The Internet in Latin America:
A detailed look at the cases of Mexico and Uruguay

Uruguay: Electronic Infrastructure  

        The most basic level of infrastructure that affects the potential for Internet connectivity in a country is its power grid. In order for Internet access to be convenient and affordable at a given location, it needs to have access to a consistent source of electricity for a computer, or possibly another device with Internet capabilities. In this respect, Uruguay does not face the same challenges as its neighbors in the region. The national power grid reaches 97% of its territory, which makes it the most electrified country in all of Latin America.

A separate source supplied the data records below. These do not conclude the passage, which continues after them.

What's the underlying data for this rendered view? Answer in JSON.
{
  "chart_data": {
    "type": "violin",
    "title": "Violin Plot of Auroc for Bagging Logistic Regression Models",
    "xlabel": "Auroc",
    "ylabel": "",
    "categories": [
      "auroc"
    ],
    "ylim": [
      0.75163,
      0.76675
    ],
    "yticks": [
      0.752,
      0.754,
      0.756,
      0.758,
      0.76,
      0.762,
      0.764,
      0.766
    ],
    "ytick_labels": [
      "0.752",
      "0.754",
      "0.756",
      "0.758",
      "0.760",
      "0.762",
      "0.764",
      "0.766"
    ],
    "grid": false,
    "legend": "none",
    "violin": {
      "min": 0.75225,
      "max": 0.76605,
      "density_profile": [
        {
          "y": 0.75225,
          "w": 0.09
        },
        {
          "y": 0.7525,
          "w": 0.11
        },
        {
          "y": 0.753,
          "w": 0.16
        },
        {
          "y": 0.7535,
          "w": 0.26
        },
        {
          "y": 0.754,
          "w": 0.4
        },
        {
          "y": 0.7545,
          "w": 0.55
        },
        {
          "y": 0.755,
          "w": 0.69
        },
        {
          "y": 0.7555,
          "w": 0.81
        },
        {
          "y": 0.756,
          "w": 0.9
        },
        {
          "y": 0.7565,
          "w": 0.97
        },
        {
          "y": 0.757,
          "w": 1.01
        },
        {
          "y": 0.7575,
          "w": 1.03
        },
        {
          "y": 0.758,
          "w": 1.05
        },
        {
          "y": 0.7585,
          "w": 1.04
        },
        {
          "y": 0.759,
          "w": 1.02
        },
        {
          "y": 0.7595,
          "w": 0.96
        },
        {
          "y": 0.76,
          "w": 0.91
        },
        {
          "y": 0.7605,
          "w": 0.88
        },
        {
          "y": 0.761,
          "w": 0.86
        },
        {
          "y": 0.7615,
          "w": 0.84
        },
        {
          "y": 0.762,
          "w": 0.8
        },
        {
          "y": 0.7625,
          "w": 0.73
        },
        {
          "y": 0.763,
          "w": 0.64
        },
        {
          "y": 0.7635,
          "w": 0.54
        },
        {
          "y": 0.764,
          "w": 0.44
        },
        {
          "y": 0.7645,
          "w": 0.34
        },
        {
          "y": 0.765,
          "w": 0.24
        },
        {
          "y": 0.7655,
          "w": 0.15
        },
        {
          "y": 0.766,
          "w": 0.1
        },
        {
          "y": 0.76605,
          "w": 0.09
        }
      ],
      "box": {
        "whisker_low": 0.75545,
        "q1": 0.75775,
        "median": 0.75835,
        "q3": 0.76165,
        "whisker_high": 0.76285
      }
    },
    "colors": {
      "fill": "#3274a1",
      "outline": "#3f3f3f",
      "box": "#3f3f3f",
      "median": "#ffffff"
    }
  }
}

        Its telephone network also has a remarkable penetration. With a teledensity of almost 30 fixed lines per 100 inhabitants, it is well above the Latin American average of 17. What makes this network even more valuable is the fact that it is 100% digital. This ensures that every business and every household with a fixed phone line can also potentially use it to access the Internet through a broadband connection, instead of being restricted to connecting through dial-up.

        Besides ADSL and dial-up, the Internet is also accessible thorugh wireless broadband connections, which are more expensive than their ADSL counterparts, but which are independent of the presence of the telephone network, and can thus reach a wider range of customers.

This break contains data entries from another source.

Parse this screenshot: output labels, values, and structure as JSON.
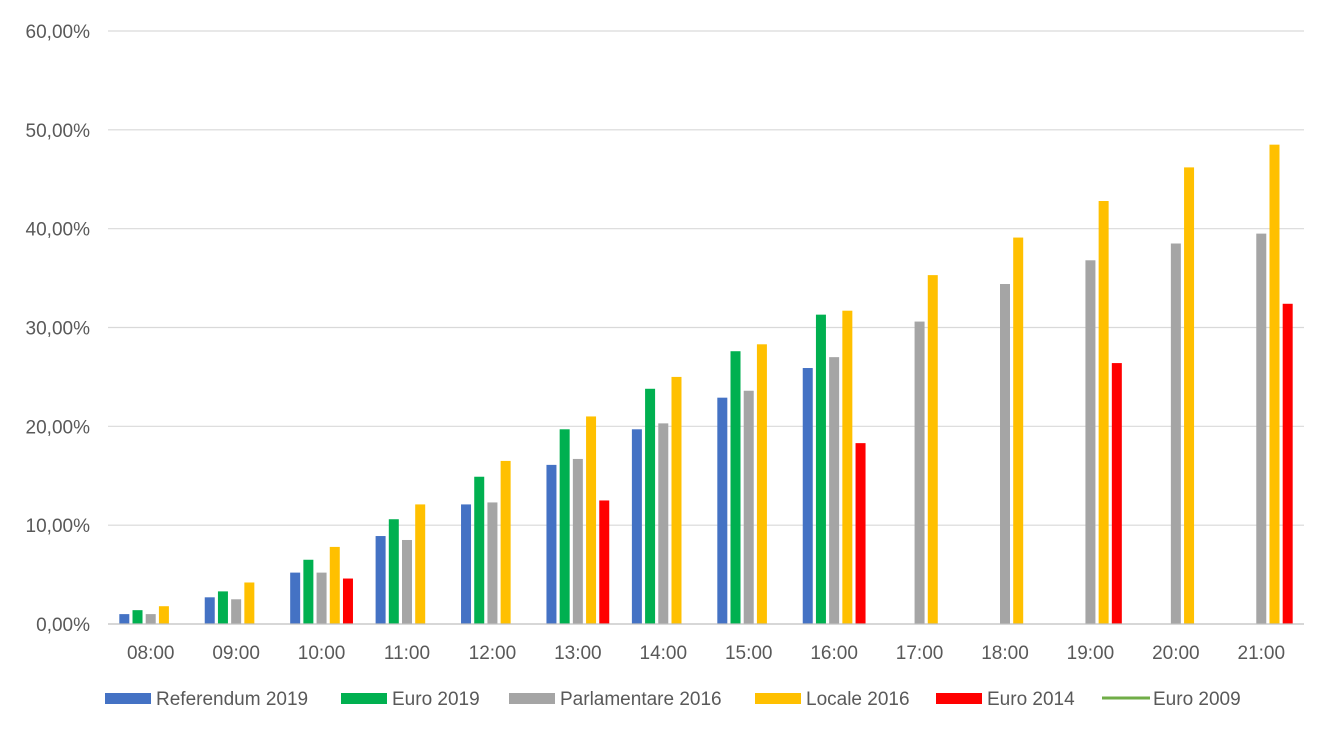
{
  "chart_data": {
    "type": "bar",
    "title": "",
    "xlabel": "",
    "ylabel": "",
    "ylim": [
      0,
      60
    ],
    "y_ticks": [
      "0,00%",
      "10,00%",
      "20,00%",
      "30,00%",
      "40,00%",
      "50,00%",
      "60,00%"
    ],
    "y_tick_values": [
      0,
      10,
      20,
      30,
      40,
      50,
      60
    ],
    "grid": true,
    "legend_position": "bottom",
    "categories": [
      "08:00",
      "09:00",
      "10:00",
      "11:00",
      "12:00",
      "13:00",
      "14:00",
      "15:00",
      "16:00",
      "17:00",
      "18:00",
      "19:00",
      "20:00",
      "21:00"
    ],
    "series": [
      {
        "name": "Referendum 2019",
        "color": "#4472C4",
        "marker": "bar",
        "values": [
          1.0,
          2.7,
          5.2,
          8.9,
          12.1,
          16.1,
          19.7,
          22.9,
          25.9,
          null,
          null,
          null,
          null,
          null
        ]
      },
      {
        "name": "Euro 2019",
        "color": "#00B050",
        "marker": "bar",
        "values": [
          1.4,
          3.3,
          6.5,
          10.6,
          14.9,
          19.7,
          23.8,
          27.6,
          31.3,
          null,
          null,
          null,
          null,
          null
        ]
      },
      {
        "name": "Parlamentare 2016",
        "color": "#A5A5A5",
        "marker": "bar",
        "values": [
          1.0,
          2.5,
          5.2,
          8.5,
          12.3,
          16.7,
          20.3,
          23.6,
          27.0,
          30.6,
          34.4,
          36.8,
          38.5,
          39.5
        ]
      },
      {
        "name": "Locale 2016",
        "color": "#FFC000",
        "marker": "bar",
        "values": [
          1.8,
          4.2,
          7.8,
          12.1,
          16.5,
          21.0,
          25.0,
          28.3,
          31.7,
          35.3,
          39.1,
          42.8,
          46.2,
          48.5
        ]
      },
      {
        "name": "Euro 2014",
        "color": "#FF0000",
        "marker": "bar",
        "values": [
          null,
          null,
          4.6,
          null,
          null,
          12.5,
          null,
          null,
          18.3,
          null,
          null,
          26.4,
          null,
          32.4
        ]
      },
      {
        "name": "Euro 2009",
        "color": "#70AD47",
        "marker": "line",
        "values": [
          null,
          null,
          null,
          null,
          null,
          null,
          null,
          null,
          null,
          null,
          null,
          null,
          null,
          null
        ]
      }
    ]
  }
}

        This extensive and modern infrastructure, unique in the region, situate Uruguay in a privileged position when it comes to providing its population with widespread access to the Internet using the latest technologies. While most of the countries of Latin America must struggle to expand their infrastructure through significant investments or creative solutions, this is not an issue for Uruguay. Despite this advantage, Internet penetration in the country is not as high as one might expect. Currently, penetration is a the level of 20.4%, which is slightly above the regional average of 19%, but not as high as that of Argentina (34%) or Chile (42.4%).

        In the year 2000, Uruguay had the highest Internet penetration in the region, but today it has fallen behind despite its superior infrastructure. This evidently suggests that a developed infrastructure is not all that matters when promoting Internet connectivity in Latin America, and that other factors of a different nature may hinder its effectiveness.